The Securities and Exchange Commission launched a lawsuit again two advisory companies and their owner for running a Ponzi-like cryptocurrency scheme.
The firms operated for over four years and manage to raise nearly $4.4 million.
- The lawsuit is against Creative Advancement LLC and Edelman Blockchain Advisors LLC as well as their owner – Gabriel Edelman.
- The allegations claim that Edelman, through his companies, “fraudulently offered and sold securities, using false, misleading statements” from February 2017 to May 2021.
- The SEC believes he raised $4,390,000 from at least four investors during those four years.
- Edelman promised that these funds would be invested in cryptocurrencies, which would have been purchased at discounted promises.
- However, the Commission alleged he invested “only a small portion of investor funds in digital assets” and used the majority to fund his “own personal benefit,” including paying off credit cards or sending money to family members.
- Additionally, the SEC asserted that Edelman operated a “Ponzi-like” scheme, repaying early investors with some of the new investors’ funds to “encourage their ever-larger investments.”
- The agency’s lawsuit alleges Edelman committed securities fraud and requested the court to permanently restrain him from “engaging in the acts, practices, and courses of business alleged herein.”

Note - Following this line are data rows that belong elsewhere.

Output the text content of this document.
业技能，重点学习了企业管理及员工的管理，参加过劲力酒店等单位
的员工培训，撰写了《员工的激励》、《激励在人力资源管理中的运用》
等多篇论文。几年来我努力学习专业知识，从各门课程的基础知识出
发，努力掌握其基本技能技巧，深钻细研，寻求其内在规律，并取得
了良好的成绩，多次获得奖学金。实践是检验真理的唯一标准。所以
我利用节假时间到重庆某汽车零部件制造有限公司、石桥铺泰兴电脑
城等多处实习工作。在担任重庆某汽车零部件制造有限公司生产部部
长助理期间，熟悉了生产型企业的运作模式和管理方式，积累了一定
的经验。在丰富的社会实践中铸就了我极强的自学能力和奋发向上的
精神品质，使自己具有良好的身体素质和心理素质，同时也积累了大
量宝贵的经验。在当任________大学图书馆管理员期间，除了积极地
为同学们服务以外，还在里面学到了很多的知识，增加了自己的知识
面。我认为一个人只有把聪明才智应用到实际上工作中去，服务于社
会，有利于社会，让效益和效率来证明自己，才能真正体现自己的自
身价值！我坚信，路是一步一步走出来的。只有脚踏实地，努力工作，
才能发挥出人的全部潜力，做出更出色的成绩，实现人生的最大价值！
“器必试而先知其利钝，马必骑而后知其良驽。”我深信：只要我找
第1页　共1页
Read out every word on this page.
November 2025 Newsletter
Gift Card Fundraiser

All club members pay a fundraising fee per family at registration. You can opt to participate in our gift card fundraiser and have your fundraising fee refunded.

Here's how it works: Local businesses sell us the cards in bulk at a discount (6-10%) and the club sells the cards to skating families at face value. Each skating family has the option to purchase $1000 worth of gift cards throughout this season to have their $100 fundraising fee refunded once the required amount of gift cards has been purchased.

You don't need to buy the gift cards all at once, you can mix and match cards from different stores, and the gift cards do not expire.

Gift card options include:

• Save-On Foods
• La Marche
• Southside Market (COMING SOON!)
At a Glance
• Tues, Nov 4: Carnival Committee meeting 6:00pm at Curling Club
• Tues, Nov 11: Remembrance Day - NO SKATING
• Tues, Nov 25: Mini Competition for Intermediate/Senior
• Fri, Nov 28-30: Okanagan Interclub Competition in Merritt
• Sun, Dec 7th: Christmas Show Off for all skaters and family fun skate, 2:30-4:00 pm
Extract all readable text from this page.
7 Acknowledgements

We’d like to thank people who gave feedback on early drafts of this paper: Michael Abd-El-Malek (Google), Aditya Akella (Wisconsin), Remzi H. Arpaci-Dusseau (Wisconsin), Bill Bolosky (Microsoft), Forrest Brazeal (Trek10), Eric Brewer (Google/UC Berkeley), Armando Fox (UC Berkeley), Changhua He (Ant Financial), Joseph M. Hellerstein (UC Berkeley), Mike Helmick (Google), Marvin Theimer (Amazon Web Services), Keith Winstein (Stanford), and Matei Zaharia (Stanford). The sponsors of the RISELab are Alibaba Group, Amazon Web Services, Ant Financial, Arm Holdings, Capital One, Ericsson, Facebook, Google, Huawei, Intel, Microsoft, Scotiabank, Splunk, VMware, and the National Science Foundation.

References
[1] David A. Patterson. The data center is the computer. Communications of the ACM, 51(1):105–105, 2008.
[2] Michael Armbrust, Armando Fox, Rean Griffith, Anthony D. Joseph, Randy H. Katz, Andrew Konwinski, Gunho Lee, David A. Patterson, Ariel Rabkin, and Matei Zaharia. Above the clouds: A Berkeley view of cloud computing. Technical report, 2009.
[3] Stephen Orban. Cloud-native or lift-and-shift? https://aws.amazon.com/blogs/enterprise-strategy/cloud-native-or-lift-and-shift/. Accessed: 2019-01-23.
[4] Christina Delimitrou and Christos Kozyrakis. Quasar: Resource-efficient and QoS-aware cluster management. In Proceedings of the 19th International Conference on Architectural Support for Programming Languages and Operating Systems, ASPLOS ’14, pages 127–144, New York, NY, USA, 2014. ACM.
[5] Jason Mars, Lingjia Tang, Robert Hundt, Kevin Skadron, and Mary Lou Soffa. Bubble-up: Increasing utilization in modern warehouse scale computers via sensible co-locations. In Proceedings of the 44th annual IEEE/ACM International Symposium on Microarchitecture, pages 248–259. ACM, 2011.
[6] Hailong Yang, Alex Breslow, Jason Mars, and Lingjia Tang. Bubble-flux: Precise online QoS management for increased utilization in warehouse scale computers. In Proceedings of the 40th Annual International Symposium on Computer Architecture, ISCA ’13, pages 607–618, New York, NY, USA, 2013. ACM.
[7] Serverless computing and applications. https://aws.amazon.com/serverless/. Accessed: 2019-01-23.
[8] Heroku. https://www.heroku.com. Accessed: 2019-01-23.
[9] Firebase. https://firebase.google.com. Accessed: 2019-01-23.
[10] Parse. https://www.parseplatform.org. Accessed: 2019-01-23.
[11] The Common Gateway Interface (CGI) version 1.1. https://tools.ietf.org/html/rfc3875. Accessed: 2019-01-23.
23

- The SEC lawsuit, which claims that Edelman is currently residing in Spain, explained how one of the Ponzi-like moves worked:
For example, one Investor initially invested $50,000. Edelman returned $75,000 within a few months, and the Investor subsequently invested an additional $600,000. Edelman then returned $720,000 a few months later. After that, the Investor invested $1,000,000–based on purported past performance and Edelman’s promise that the Investor would receive a 15% return. Thereafter, Edelman did not return any funds to that Investor.